What do search engines see in my page?

Search engines are your ultimate blind visitors. They don’t see JavaScript, stumble over framesets, ignore CSS, feel around HTML-tags and leave them alone, choke on Flash. All they really want to see is content. And that content is plain text. Text that can be indexed, weighed, stored, chunked, ranked & retrieved. Or whatever it is they do…

So if you want a glimpse of what Google/Yahoo/MSN can really see in your pages take a look at the Search Engine Spider Simulator. It’ll take your page, strip off all HTML, media, links, meta-info and commonly used words. What is left is a resumé of all the unique words that are on your page.

Now if this simulator doesn’t return anything maybe that’s your explanation for not being indexed.
No content?
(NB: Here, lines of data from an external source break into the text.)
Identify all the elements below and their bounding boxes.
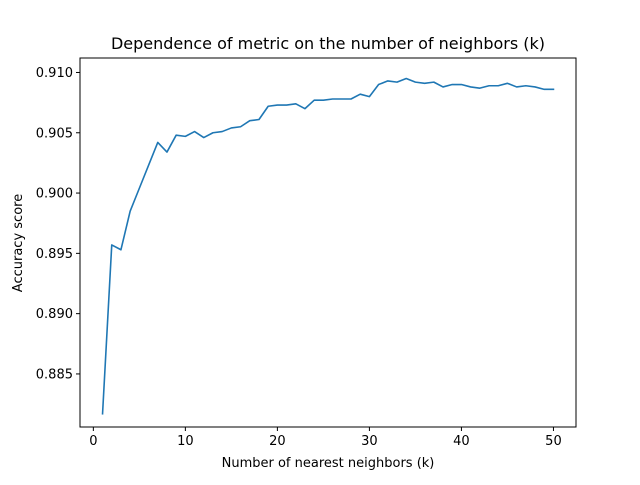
x-tick-label: 40: [453, 434, 470, 449]
x-tick-label: 20: [269, 434, 286, 449]
y-tick-label: 0.885: [36, 367, 73, 382]
x-tick-label: 10: [177, 434, 194, 449]
y-tick-label: 0.900: [36, 187, 73, 202]
y-tick-label: 0.910: [36, 66, 73, 81]
x-tick-label: 30: [361, 434, 378, 449]
y-tick-label: 0.890: [36, 307, 73, 322]
y-axis-title: Accuracy score: [11, 194, 26, 292]
chart-title: Dependence of metric on the number of ne…: [111, 34, 545, 53]
y-tick-label: 0.895: [36, 247, 73, 262]
x-tick-label: 50: [545, 434, 562, 449]
x-tick-label: 0: [89, 434, 97, 449]
x-axis-title: Number of nearest neighbors (k): [222, 456, 435, 471]
y-tick-label: 0.905: [36, 126, 73, 141]
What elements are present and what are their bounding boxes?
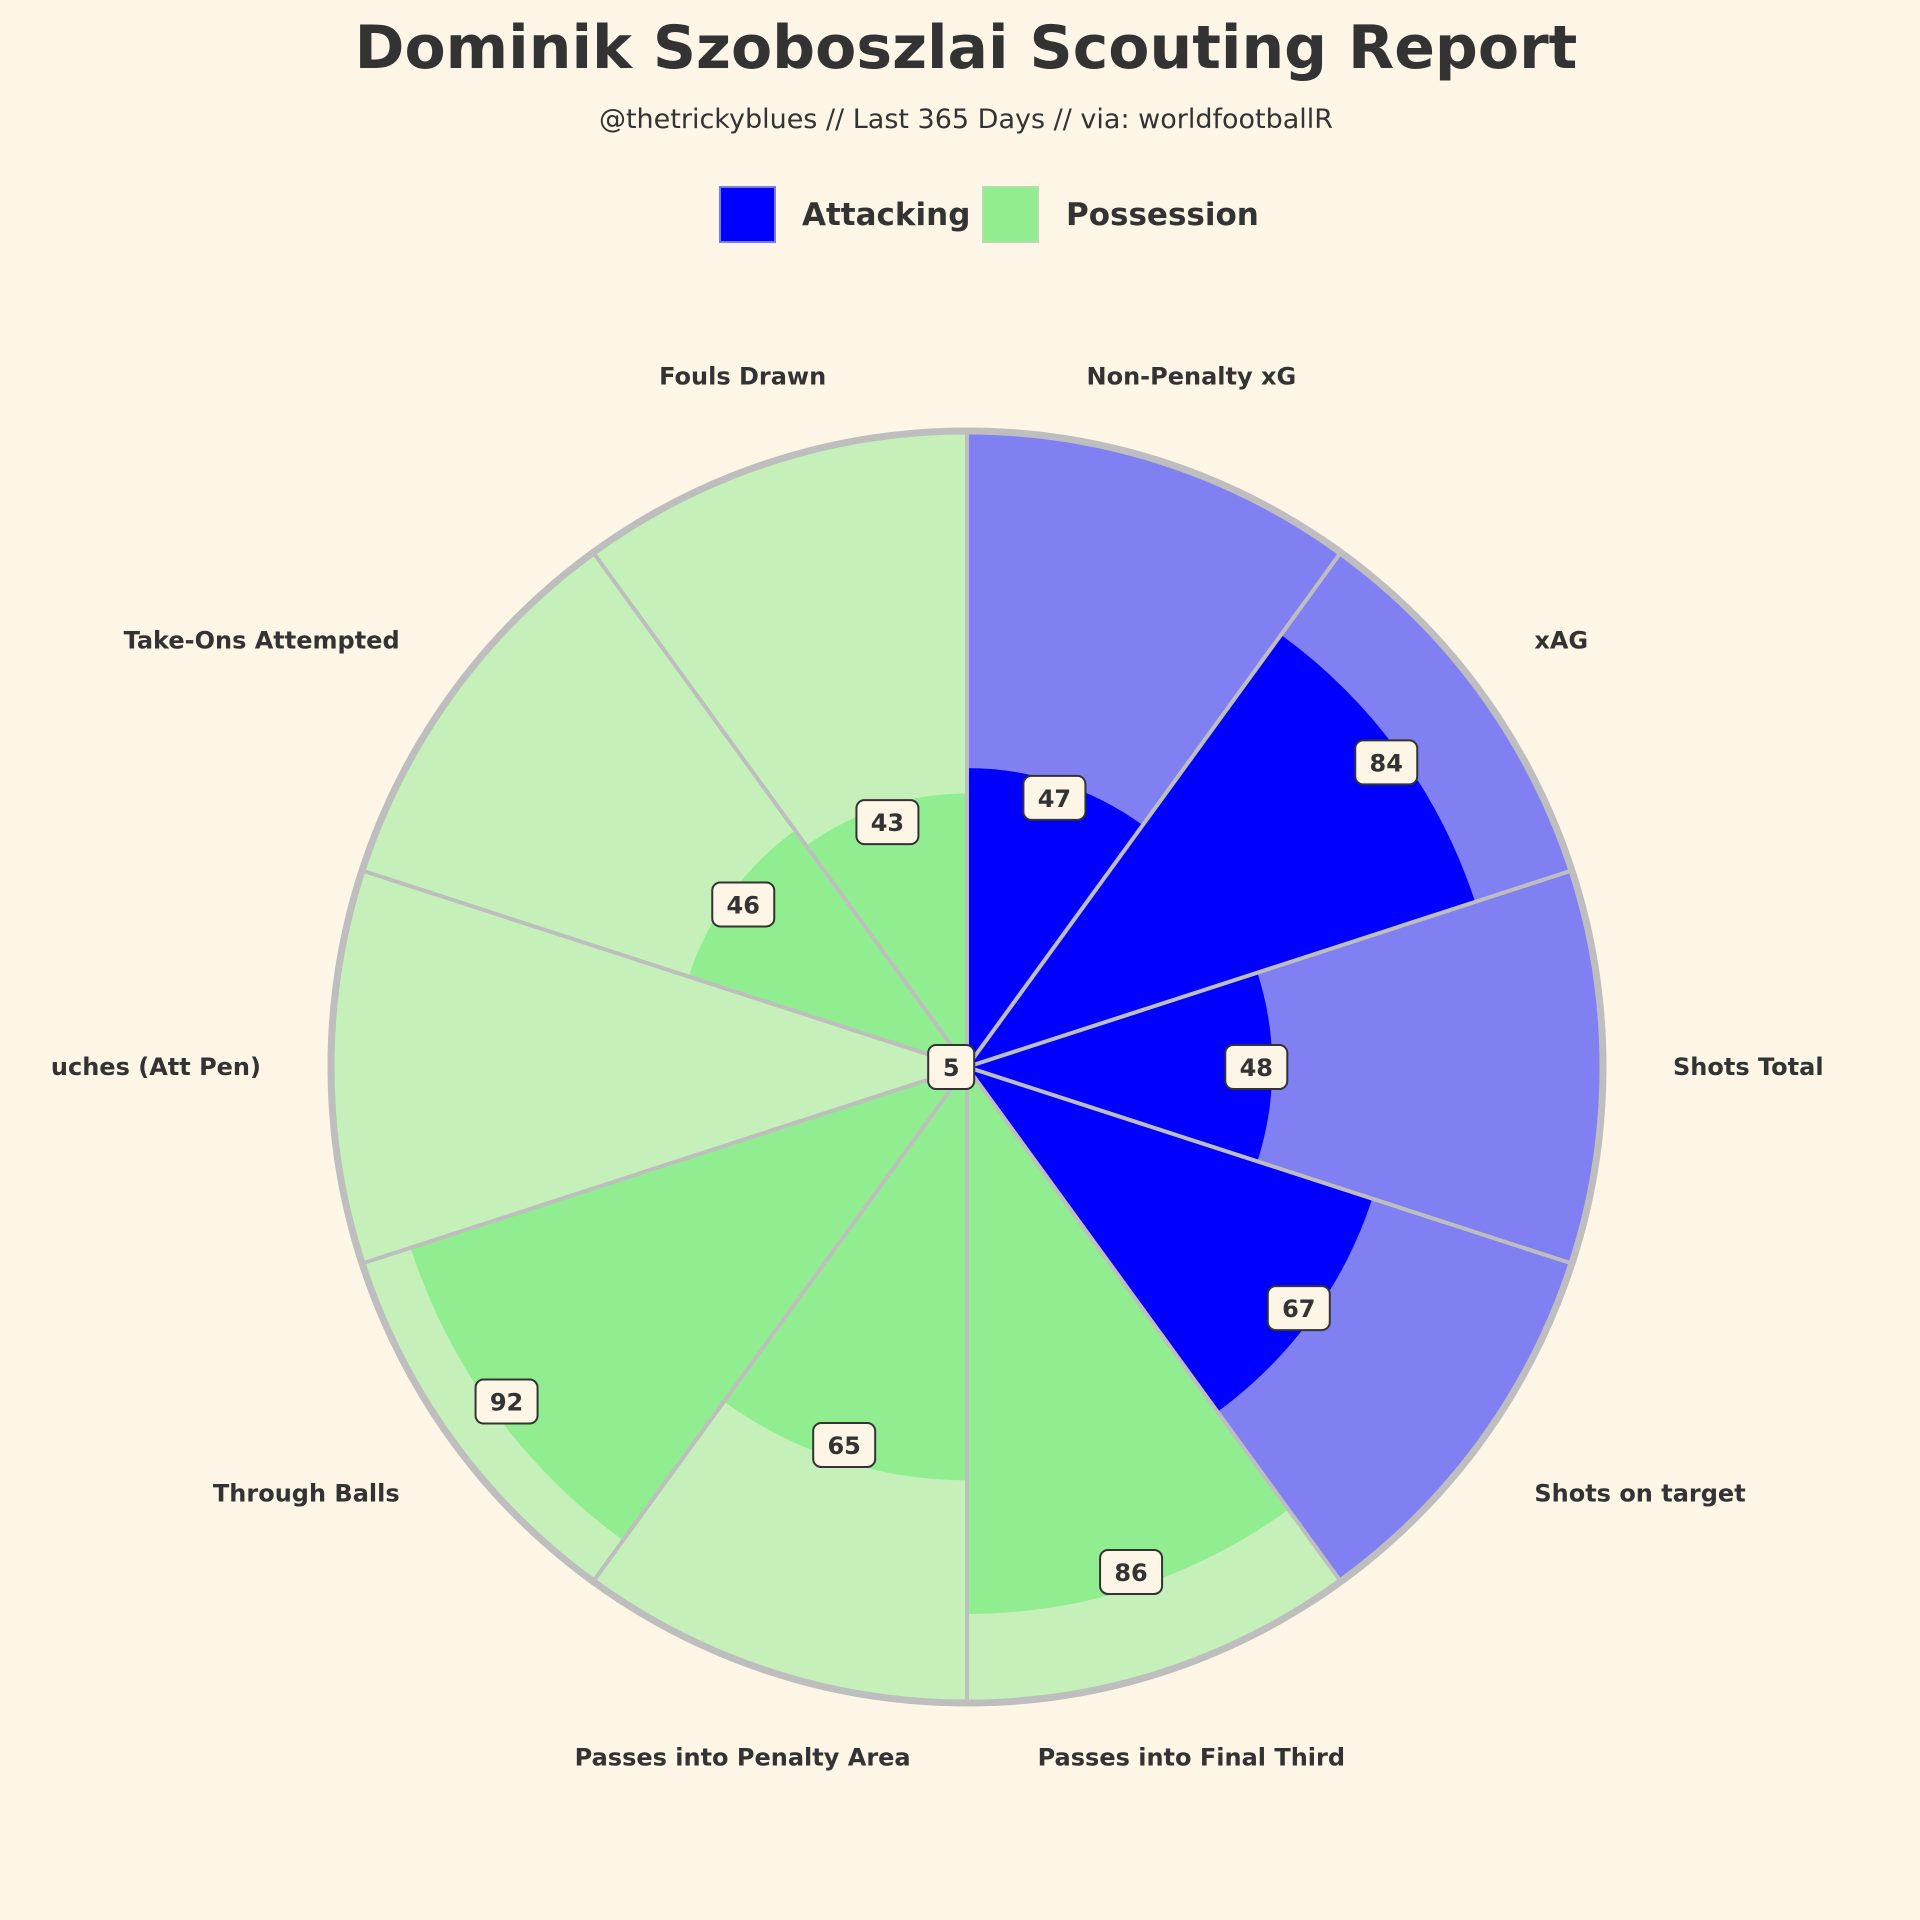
divider-line	[361, 1065, 968, 1266]
value-text-non-penalty-xg: 47	[1038, 785, 1071, 813]
value-label-passes-into-penalty-area: 65	[812, 1421, 877, 1468]
value-box-passes-into-penalty-area	[812, 1421, 877, 1468]
value-box-xag	[1354, 739, 1419, 786]
param-label-shots-on-target: Shots on target	[1534, 1480, 1745, 1508]
divider-line	[361, 868, 968, 1069]
value-label-take-ons-attempted: 46	[711, 881, 776, 928]
divider-line	[965, 1065, 1343, 1583]
value-box-non-penalty-xg	[1022, 774, 1087, 821]
chart-subtitle: @thetrickyblues // Last 365 Days // via:…	[599, 104, 1333, 135]
chart-title: Dominik Szoboszlai Scouting Report	[355, 13, 1578, 83]
value-text-xag: 84	[1370, 749, 1403, 777]
legend-label-possession: Possession	[1066, 197, 1259, 233]
param-label-non-penalty-xg: Non-Penalty xG	[1087, 363, 1297, 391]
legend: Attacking Possession	[719, 186, 1259, 243]
legend-swatch-attacking	[719, 186, 776, 243]
param-label-uches-att-pen: uches (Att Pen)	[51, 1053, 261, 1081]
value-label-passes-into-final-third: 86	[1099, 1548, 1164, 1595]
divider-line	[965, 551, 1343, 1069]
value-box-take-ons-attempted	[711, 881, 776, 928]
value-label-non-penalty-xg: 47	[1022, 774, 1087, 821]
slice-value-shots-total	[967, 972, 1273, 1162]
parameter-labels: Non-Penalty xG xAG Shots Total Shots on tar…	[51, 363, 1824, 1772]
value-labels: 47 84 48 67 86 65 92 5 46 43	[474, 739, 1419, 1595]
legend-label-attacking: Attacking	[802, 197, 970, 233]
value-text-shots-on-target: 67	[1282, 1295, 1315, 1323]
param-label-fouls-drawn: Fouls Drawn	[659, 363, 826, 391]
legend-swatch-possession	[982, 186, 1039, 243]
value-text-uches-att-pen: 5	[943, 1054, 960, 1082]
param-label-shots-total: Shots Total	[1673, 1053, 1824, 1081]
value-label-through-balls: 92	[474, 1378, 539, 1425]
value-text-fouls-drawn: 43	[871, 809, 904, 837]
param-label-take-ons-attempted: Take-Ons Attempted	[124, 626, 400, 654]
param-label-passes-into-final-third: Passes into Final Third	[1038, 1743, 1345, 1771]
divider-line	[966, 1065, 1573, 1266]
slice-value-fouls-drawn	[806, 793, 967, 1067]
slice-value-passes-into-final-third	[967, 1067, 1289, 1614]
value-label-xag: 84	[1354, 739, 1419, 786]
value-text-passes-into-penalty-area: 65	[827, 1432, 860, 1460]
param-label-passes-into-penalty-area: Passes into Penalty Area	[575, 1743, 911, 1771]
value-text-through-balls: 92	[490, 1389, 523, 1417]
value-box-fouls-drawn	[855, 799, 920, 846]
param-label-xag: xAG	[1534, 626, 1588, 654]
value-box-shots-on-target	[1266, 1285, 1331, 1332]
value-slices	[410, 634, 1476, 1614]
value-label-shots-total: 48	[1224, 1044, 1289, 1090]
value-box-shots-total	[1224, 1044, 1289, 1090]
slice-value-passes-into-penalty-area	[724, 1067, 967, 1481]
value-text-take-ons-attempted: 46	[727, 891, 760, 919]
value-label-shots-on-target: 67	[1266, 1285, 1331, 1332]
divider-line	[591, 551, 969, 1069]
value-text-passes-into-final-third: 86	[1114, 1559, 1147, 1587]
outer-ring	[327, 427, 1607, 1707]
value-text-shots-total: 48	[1240, 1054, 1273, 1082]
divider-line	[966, 868, 1573, 1069]
slice-value-non-penalty-xg	[967, 768, 1143, 1067]
param-label-through-balls: Through Balls	[213, 1480, 400, 1508]
divider-line	[591, 1065, 969, 1583]
slice-value-xag	[967, 634, 1476, 1067]
slice-value-through-balls	[410, 1067, 967, 1541]
value-label-uches-att-pen: 5	[927, 1044, 976, 1090]
value-box-through-balls	[474, 1378, 539, 1425]
slice-dividers	[361, 431, 1573, 1703]
value-box-uches-att-pen	[927, 1044, 976, 1090]
value-label-fouls-drawn: 43	[855, 799, 920, 846]
value-box-passes-into-final-third	[1099, 1548, 1164, 1595]
slice-background-uches-att-pen	[331, 870, 967, 1264]
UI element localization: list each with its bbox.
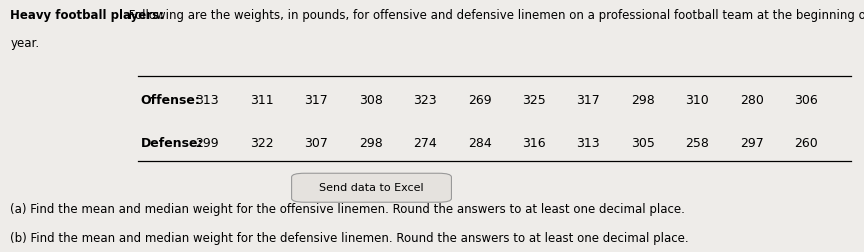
Text: 284: 284 [467,137,492,150]
Text: 317: 317 [576,94,600,107]
Text: 316: 316 [522,137,546,150]
Text: 317: 317 [304,94,328,107]
Text: 306: 306 [794,94,818,107]
Text: 313: 313 [195,94,219,107]
Text: 299: 299 [195,137,219,150]
Text: 298: 298 [631,94,655,107]
Text: 298: 298 [359,137,383,150]
Text: 308: 308 [359,94,383,107]
Text: 269: 269 [467,94,492,107]
Text: 313: 313 [576,137,600,150]
Text: Send data to Excel: Send data to Excel [319,183,424,193]
Text: 260: 260 [794,137,818,150]
Text: 274: 274 [413,137,437,150]
Text: 307: 307 [304,137,328,150]
Text: (b) Find the mean and median weight for the defensive linemen. Round the answers: (b) Find the mean and median weight for … [10,232,689,245]
Text: 258: 258 [685,137,709,150]
Text: 310: 310 [685,94,709,107]
FancyBboxPatch shape [291,173,451,202]
Text: (a) Find the mean and median weight for the offensive linemen. Round the answers: (a) Find the mean and median weight for … [10,203,685,216]
Text: 322: 322 [250,137,274,150]
Text: 297: 297 [740,137,764,150]
Text: 311: 311 [250,94,274,107]
Text: Defense:: Defense: [141,137,203,150]
Text: Following are the weights, in pounds, for offensive and defensive linemen on a p: Following are the weights, in pounds, fo… [124,9,864,22]
Text: 323: 323 [413,94,437,107]
Text: 280: 280 [740,94,764,107]
Text: Heavy football players:: Heavy football players: [10,9,164,22]
Text: Offense:: Offense: [141,94,200,107]
Text: year.: year. [10,37,40,50]
Text: 305: 305 [631,137,655,150]
Text: 325: 325 [522,94,546,107]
Why bother.

Google Sitemaps weblog plugins

In the previous post I said that Google Sitemaps will accept your feeds just as well. And it does, no worries. But as I looked further into the dynamic generation of sitemaps I found there were WordPress plugins already available. (Just 3 days after the service went public. How’s that for a user community …)

Currently I have Arne Brachhold’s Google Sitemaps Generator v2 Final running. All I had to do was upload the plugin, activate it, make an empty sitemap.xml writable and I was up and running. You’ll get an extra administration page after activation where you can set a whole lot of options. We’ll see how this one fares.

If that plugin doesn’t work for you. Dirk Zimmermann also has a plugin, although that one didn’t work out for me as I have my WP in a subdir (presumably).

People using Movable Type may want to look at Niall Kennedy’s Weblog.

Update: Arne Brachold’s Google Sitemap Generator for WordPress just bumped up to version 2.5. Good stuff: 1. you can now add external pages that aren’t generated with WordPress. 2. The plugin pings Google to notify them of an update. 3. The plugin has become multi-lingual.

Google Sitemaps (Beta)

To let webmasters help Google index their site better there is Google Sitemaps. Sounds like a good idea.

So how does it work?
First you need to have a Google account (having a GMail account is probably enough).
Second you need to create a Sitemap file in the root of your site. This is an XML file that lists all your indexable pages. Google even provides a generator for this file.
Third you have to tell Google where your sitemap file can be found.
Last, wait to see what Google does with the sitemap file.

I’m still stuck at the the second stage. The generator from Google requires Python to run. Unfortunately I can’t. I don’t like to update the file mannualy so I’d like this to be automated. If anyone knows of a good solution to generate sitemaps automatically. I’d love to hear about it.

Update: It seems that Google Sitemaps will accept RSS 2.0 and Atom 0.3 feeds as well. So for now I’ve added those. And looking at my logs I see Google visit some links.